Há vários modus operandi de lavagem de dinheiro no Brasil, que são conhecidos como tipologias. Eles vão depender das circunstâncias, do grau de especialização do grupo, e até da origem do dinheiro a ser lavado. Como a corrupção é um forte do nosso sistema, muito se utiliza da falsa prestação de serviços, como por exemplo, de consultoria, para lavagem de dinheiro nesse setor, justificando assim faturamentos irreais. Vários são os exemplos recentes dessa modalidade de utilização. A figura dos laranjas é utilizada com frequência. Os paraísos fiscais também continuam no topo, como um “porto” relativamente seguro, apesar de fortes iniciativas internacionais no sentido de evitar essa prática, sobretudo obrigando a transparência desses regimes, como tem ocorrido com a Suíça, por exemplo, que luta para perder esse estigma, sobretudo tornando-se mais aberta à cooperação. Mas a criatividade nesse sentido é grande e sempre serão identificadas novas formas, que acompanham, sobretudo, as inovações tecnológicas e novos produtos no mercado. Velhas fórmulas se reciclam e os órgãos de persecução devem estar cada vez mais atentos a cada novo produto do mercado, principalmente financeiro, como por exemplo, o Paypal, os sites de comércio eletrônico, etc. São estruturas que podem ser utilizadas, mediante técnicas acuradas, para a lavagem de dinheiro.

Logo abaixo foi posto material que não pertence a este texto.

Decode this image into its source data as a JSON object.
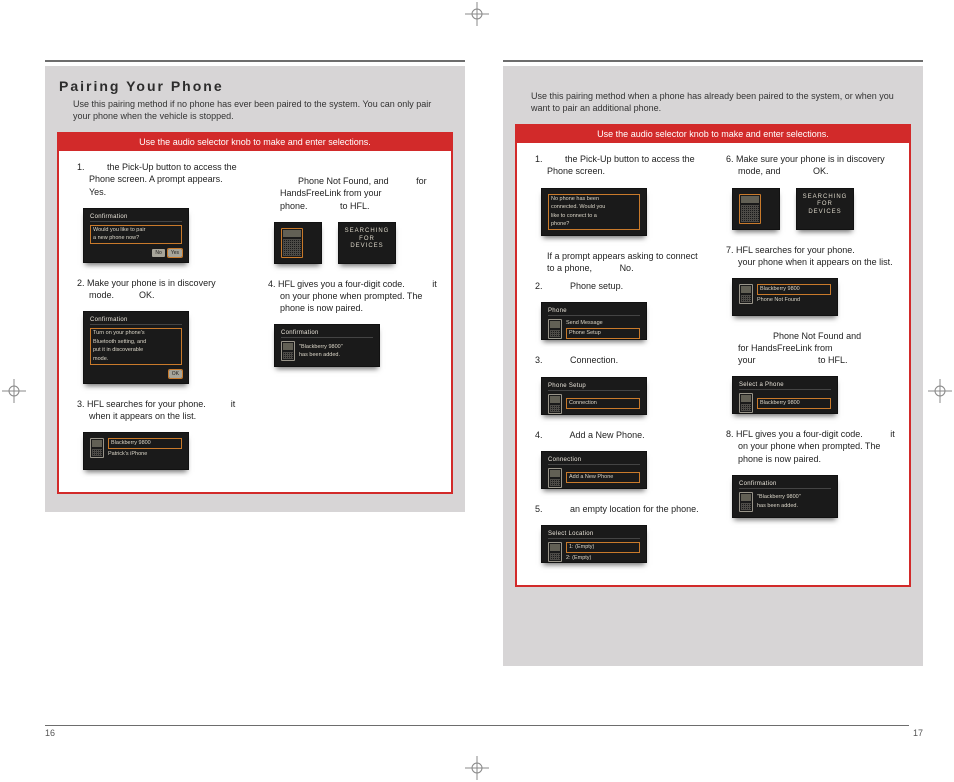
{
  "title": "Pairing Your Phone",
  "left": {
    "intro": "Use this pairing method if no phone has ever been paired to the system. You can only pair your phone when the vehicle is stopped.",
    "panel_head": "Use the audio selector knob to make and enter selections.",
    "steps": {
      "s1a": "1.",
      "s1b": "the Pick-Up button to access the Phone screen.  A prompt appears.",
      "s1c": "Yes.",
      "s2a": "2.  Make your phone is in discovery mode.",
      "s2c": "OK.",
      "s3a": "3.  HFL searches for your phone.",
      "s3b": "it when it appears on the list.",
      "r1a": "Phone Not Found, and",
      "r1b": "for HandsFreeLink from your phone.",
      "r1c": "to HFL.",
      "r2": "4.  HFL gives you a four-digit code.",
      "r2b": "it on your phone when prompted. The phone is now paired."
    },
    "shots": {
      "a_title": "Confirmation",
      "a_l1": "Would you like to pair",
      "a_l2": "a new phone now?",
      "a_b1": "No",
      "a_b2": "Yes",
      "b_title": "Confirmation",
      "b_l1": "Turn on your phone's",
      "b_l2": "Bluetooth setting, and",
      "b_l3": "put it in discoverable",
      "b_l4": "mode.",
      "b_b1": "OK",
      "c_l1": "Blackberry 9800",
      "c_l2": "Patrick's iPhone",
      "d_search": "SEARCHING\nFOR DEVICES",
      "e_title": "Confirmation",
      "e_l1": "\"Blackberry 9800\"",
      "e_l2": "has been added."
    }
  },
  "right": {
    "intro": "Use this pairing method when a phone has already been paired to the system, or when you want to pair an additional phone.",
    "panel_head": "Use the audio selector knob to make and enter selections.",
    "L": {
      "s1a": "1.",
      "s1b": "the Pick-Up button to access the Phone screen.",
      "s1c": "If a prompt appears asking to connect to a phone,",
      "s1d": "No.",
      "s2": "2.",
      "s2b": "Phone setup.",
      "s3": "3.",
      "s3b": "Connection.",
      "s4": "4.",
      "s4b": "Add a New Phone.",
      "s5": "5.",
      "s5b": "an empty location for the phone."
    },
    "R": {
      "s6a": "6.  Make sure your phone is in discovery mode, and",
      "s6b": "OK.",
      "s7a": "7.  HFL searches for your phone.",
      "s7b": "your phone when it appears on the list.",
      "note_a": "Phone Not Found and",
      "note_b": "for HandsFreeLink from your",
      "note_c": "to HFL.",
      "s8a": "8.  HFL gives you a four-digit code.",
      "s8b": "it on your phone when prompted. The phone is now paired."
    },
    "shots": {
      "p1_l1": "No phone has been",
      "p1_l2": "connected. Would you",
      "p1_l3": "like to connect to a",
      "p1_l4": "phone?",
      "p2_title": "Phone",
      "p2_l1": "Send Message",
      "p2_l2": "Phone Setup",
      "p3_title": "Phone Setup",
      "p3_l1": "Connection",
      "p4_title": "Connection",
      "p4_l1": "Add a New Phone",
      "p5_title": "Select Location",
      "p5_l1": "1: (Empty)",
      "p5_l2": "2: (Empty)",
      "q1_search": "SEARCHING\nFOR DEVICES",
      "q2_l1": "Blackberry 9800",
      "q2_l2": "Phone Not Found",
      "q3_title": "Select a Phone",
      "q3_l1": "Blackberry 9800",
      "q4_title": "Confirmation",
      "q4_l1": "\"Blackberry 9800\"",
      "q4_l2": "has been added."
    }
  },
  "page_left": "16",
  "page_right": "17"
}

|Qual a importância de se combater esse tipo de crime?

Embora as discussões quanto ao bem jurídico tutelado pelo crime de lavagem de dinheiro sejam acirradas na doutrina, tanto nacional quanto internacional, creio que a importância aqui está fundamentalmente na regra de se combater o crime organizado pela sua descapitalização. Há muito tempo a pena de prisão já se encontra em decadência. No caso dos crimes de lavagem de dinheiro e demais crimes do chamado “direito penal econômico” ou ainda os “crimes de colarinho branco”, geralmente se atingem setores da sociedade que desfrutam de alto status social, que possuem plena consciência da ilicitude de suas condutas. Somente com o ataque ao que esse nicho da criminalidade tem de maior valor, que é o benefício auferido com o crime, é que será possível enfrentar esse tipo de criminalidade. Isso já era objeto das lições do Dr. Getúlio Bezerra há 10 anos, quando cursei a Academia Nacional de Polícia.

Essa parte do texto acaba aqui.